I saw him once more in the months following my graduation. He was directing a show, and I dragged my reluctant, gorgeous boyfriend with me, so that I could show Jeremy none of it mattered to me. At intermission, I found myself in a strained, polite conversation with Jeremy. We talked of bad actors and his infant son (another big news story I heard from someone else), and there might as well have been a cement wall between us. Not a spark of who I might have been to him crossed his eyes.  I went home with the pretty, long-haired boyfriend and somewhere, between the hours of 5 and 6 am, released Jeremy from my heart.  I didn’t talk to him for the next 17 years.

Then, along came Facebook, of course. Sure that enough time had gone by, I requested his friendship – twice, I think. He completely ignored me.  My third, last-ditch request was accompanied with a note: “Add me, Dammnit!!” He did, and I sent him a polite message, thanking him and complimenting him on his very lovely-looking family. Again, I got nothing but silence – for another couple of years.

Suddenly, last week somebody posted something on Facebook that caught my attention. It was the word “Sapiosexual” with a definition: A person who is sexually attracted to intelligence in others. I liked it so much; I reposted it on my wall. And yes, it made me think of Jeremy, as well as a rare few others. The next day, I saw that Jeremy had “liked” the post. I imagined him sitting in front of his computer, tickled far enough out of his hatred of me to hit the “like” button. It was the first spark of connection I had from him.  I decided to run with it.

I composed a message, apologizing to him for my mistreatment of our love, for being the record-holding Shittiest Girlfriend Ever.  I told him how much I missed the friendship that never manifested afterwards, and how I hoped that someday, somewhere there would be a stiff pour of whiskey and a conversation that would bring it about. In spite of all the evidence that I shouldn’t, I hit “send”. I wasn’t even sure he would read it. So many years of silence made me sure he despised me. It made me even surer I deserved it.

A few hours later, I got an answer. He had just turned 45, he was reflecting on things. He spoke of regrets, apologies of his own and could we, someday, get that drink?

And just like that, someone I believed lost to me was back in my life. The truth is he never went away. Every hurt we inflicted on each other, me during the relationship and him after, still rang through us like far-away bells. It was done, but it wasn’t over. There had never been a funeral for our relationship, never an autopsy. How could we not be haunted?  I don’t know yet why he turned his back on me, exactly, and I don’t think he knows either. Yes, he may have been rightfully angry and proud. It most likely was the momentum of silence.

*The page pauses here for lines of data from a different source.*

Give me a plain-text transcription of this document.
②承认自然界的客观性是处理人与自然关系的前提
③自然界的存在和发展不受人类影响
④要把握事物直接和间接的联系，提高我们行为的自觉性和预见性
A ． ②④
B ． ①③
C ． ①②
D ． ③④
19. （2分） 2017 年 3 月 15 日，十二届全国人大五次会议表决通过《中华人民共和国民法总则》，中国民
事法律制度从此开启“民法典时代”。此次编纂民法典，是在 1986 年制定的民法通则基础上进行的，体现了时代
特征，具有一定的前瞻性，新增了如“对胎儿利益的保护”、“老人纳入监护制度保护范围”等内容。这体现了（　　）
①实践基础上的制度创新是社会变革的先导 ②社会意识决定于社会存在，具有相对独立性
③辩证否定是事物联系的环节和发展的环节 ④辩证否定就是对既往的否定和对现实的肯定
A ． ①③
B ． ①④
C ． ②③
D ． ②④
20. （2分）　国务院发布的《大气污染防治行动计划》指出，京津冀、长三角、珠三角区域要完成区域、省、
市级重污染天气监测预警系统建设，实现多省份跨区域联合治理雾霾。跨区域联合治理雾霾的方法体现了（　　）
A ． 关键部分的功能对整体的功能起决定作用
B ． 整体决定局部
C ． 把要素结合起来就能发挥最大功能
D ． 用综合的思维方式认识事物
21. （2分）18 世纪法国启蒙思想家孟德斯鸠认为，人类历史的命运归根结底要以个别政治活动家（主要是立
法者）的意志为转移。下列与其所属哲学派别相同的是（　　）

After reading his reply, I went into the living room and looked at a photo of myself that was taken in my last year of theatre school. Yes, that girl was cruel, wasting a heart as earnest as Jeremy’s. Yet, she had an impossibly vulnerable soul,  believing she was worthy of scorn, that she could only hurt those who loved her, and that her breasts were still the most interesting thing about her. Strutting around in her boots and bodysuits, her tuxedo jackets and crazy curls, she was just a little lost. In a way, moving halfway around the world, putting on weight, straightening my hair and giving up all theatre, I was ignoring that girl just as Jeremy had ignored me. She had never been dealt with. She wasn’t worth talking to.

Is it odd that reconnecting with him has let me forgive myself for the mistakes I made back then, with him, with myself? My marriage has been incredibly healing for me, mostly, and I thought that through figuring out how to make it work, I had made peace with all the versions of myself I’ve shown to the world. Still, I have only to look in a mirror, still see the weight, the straightened hair to know that there’s more work to be done.

But for now, I am celebrating the return of a very long-lost friend and the insights and understanding that lay around the corner. And I am talking as much about myself as I am Jeremy.